Adakah cerita kita kelak di masa nanti
Saat hanya kebaikan untukmu yang mampu kudoakan di saat kini.Hafizah Janan Syarief
______________________________________
Mata Janan tidak sembab lagi, hatinya tenang setelah semalam mengadu pada yang Maha Menggenggam Kehidupan. Setiap ayat yang ia lantunkan telah mampu meluruhkan gundahnya.Karena beberapa hari terakhir ia mendapat tekanan yang cukup berat dalam hidupnya maka Janan memutuskan untuk menghabiskan Sabtu malam hanya di rumah saja.
Papa dan mama sudah memaksa mengajak makan malam diluar tapi seperti kehilangan hasrat untuk jalan-jalan Janan hanya memilih makan bersama.

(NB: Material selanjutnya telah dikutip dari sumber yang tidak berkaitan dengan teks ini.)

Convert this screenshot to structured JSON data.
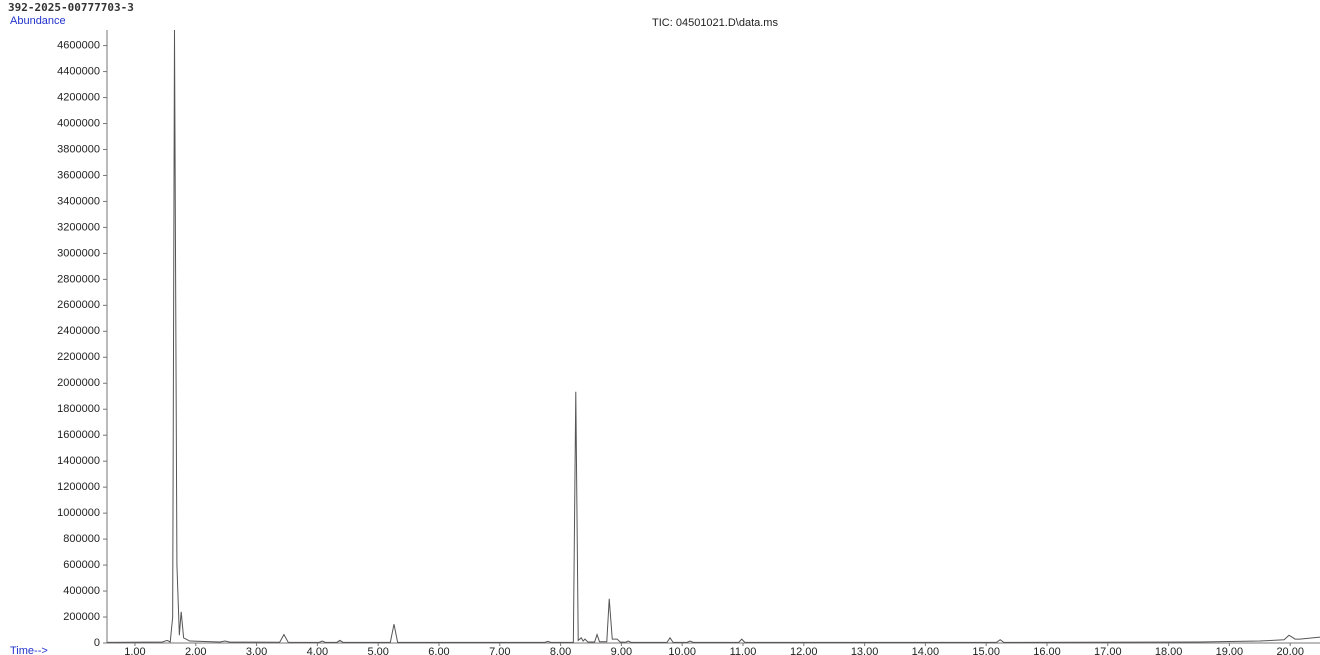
{
  "chart_data": {
    "type": "line",
    "sample_id": "392-2025-00777703-3",
    "title": "TIC: 04501021.D\\data.ms",
    "ylabel": "Abundance",
    "xlabel": "Time-->",
    "xlim": [
      0.54,
      20.49
    ],
    "ylim": [
      0,
      4720000
    ],
    "xticks": [
      {
        "value": 1,
        "label": "1.00"
      },
      {
        "value": 2,
        "label": "2.00"
      },
      {
        "value": 3,
        "label": "3.00"
      },
      {
        "value": 4,
        "label": "4.00"
      },
      {
        "value": 5,
        "label": "5.00"
      },
      {
        "value": 6,
        "label": "6.00"
      },
      {
        "value": 7,
        "label": "7.00"
      },
      {
        "value": 8,
        "label": "8.00"
      },
      {
        "value": 9,
        "label": "9.00"
      },
      {
        "value": 10,
        "label": "10.00"
      },
      {
        "value": 11,
        "label": "11.00"
      },
      {
        "value": 12,
        "label": "12.00"
      },
      {
        "value": 13,
        "label": "13.00"
      },
      {
        "value": 14,
        "label": "14.00"
      },
      {
        "value": 15,
        "label": "15.00"
      },
      {
        "value": 16,
        "label": "16.00"
      },
      {
        "value": 17,
        "label": "17.00"
      },
      {
        "value": 18,
        "label": "18.00"
      },
      {
        "value": 19,
        "label": "19.00"
      },
      {
        "value": 20,
        "label": "20.00"
      }
    ],
    "yticks": [
      0,
      200000,
      400000,
      600000,
      800000,
      1000000,
      1200000,
      1400000,
      1600000,
      1800000,
      2000000,
      2200000,
      2400000,
      2600000,
      2800000,
      3000000,
      3200000,
      3400000,
      3600000,
      3800000,
      4000000,
      4200000,
      4400000,
      4600000
    ],
    "x": [
      0.54,
      1.45,
      1.53,
      1.58,
      1.62,
      1.65,
      1.69,
      1.73,
      1.76,
      1.8,
      1.9,
      2.4,
      2.48,
      2.56,
      3.38,
      3.45,
      3.52,
      4.03,
      4.08,
      4.13,
      4.32,
      4.37,
      4.42,
      5.2,
      5.26,
      5.32,
      7.74,
      7.79,
      7.84,
      8.21,
      8.25,
      8.29,
      8.34,
      8.37,
      8.4,
      8.45,
      8.56,
      8.6,
      8.64,
      8.76,
      8.8,
      8.85,
      8.93,
      8.98,
      9.07,
      9.11,
      9.16,
      9.75,
      9.8,
      9.85,
      10.08,
      10.13,
      10.18,
      10.93,
      10.98,
      11.03,
      15.17,
      15.23,
      15.29,
      18.5,
      19.5,
      19.9,
      19.98,
      20.08,
      20.16,
      20.49
    ],
    "series": [
      {
        "name": "TIC",
        "color": "#555555",
        "values": [
          5000,
          8000,
          20000,
          8000,
          200000,
          4720000,
          600000,
          60000,
          240000,
          40000,
          15000,
          8000,
          15000,
          7000,
          6000,
          65000,
          6000,
          5000,
          15000,
          5000,
          5000,
          20000,
          5000,
          5000,
          145000,
          5000,
          5000,
          12000,
          5000,
          5000,
          1935000,
          20000,
          40000,
          15000,
          30000,
          8000,
          8000,
          65000,
          10000,
          10000,
          340000,
          30000,
          30000,
          8000,
          6000,
          15000,
          5000,
          5000,
          40000,
          5000,
          5000,
          15000,
          5000,
          5000,
          30000,
          5000,
          5000,
          25000,
          5000,
          8000,
          15000,
          25000,
          60000,
          30000,
          30000,
          45000
        ]
      }
    ]
  }
}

Sayang sungguh disayangkan seseorang yang sedang Janan hindari, nyatanya malam ini sedang berada dirumah. Si sulung itu sedang bercengkrama dengan Azka diruang tengah.
"Ayo semuanya kita makan dulu." ajak ummi agar semua berkumpul di ruang makan.
"Maaf mbak kami merepotkan, ini si Janan nggak mau diajak makan diluar. Padahal mumpung di Jogja harusnya bisa kulineran." Kata mama Janan.
"Mbak seperti sama siapa aja. Ayo semua jangan sungkan. Mas Syarief Monggo dipimpin doa dulu."
Semua makan dengan tenang hanya Azka yang banyak bicara. Janan sendiri dari tadi lebih banyak menundukkan kepala.
Karena makan malam ini dengan jumlah orang yang melebihi kursi meja makan, maka mereka semua makan secara lesehan dengan menggelar karpet berukuran besar.
Ketika makan malam sudah usai, Janan membantu membersihkan piring kotor lalu mencucinya di dapur.
"Ummi ini sisa makanan di taruh dimana?."
Deg.. gerakan tangan Janan yang mencuci piring berhenti seketika. Amran yang membawa dua mangkuk sayur berdiri membatu didepan pintu dapur.
"Ehm.. maaf aku kira ummi."
Keduanya langsung menundukkan pandangan untuk meredakan degup jantung masing-masing.
Ummi keluar dari kamar mandi yang berada disamping dapur memecah lamunan dua remaja itu.
"Ada apa mas?."
Amran kesusahan menjawab pertanyaan ummi karena hanya tertuju pada Janan-lah pikirannya saat ini.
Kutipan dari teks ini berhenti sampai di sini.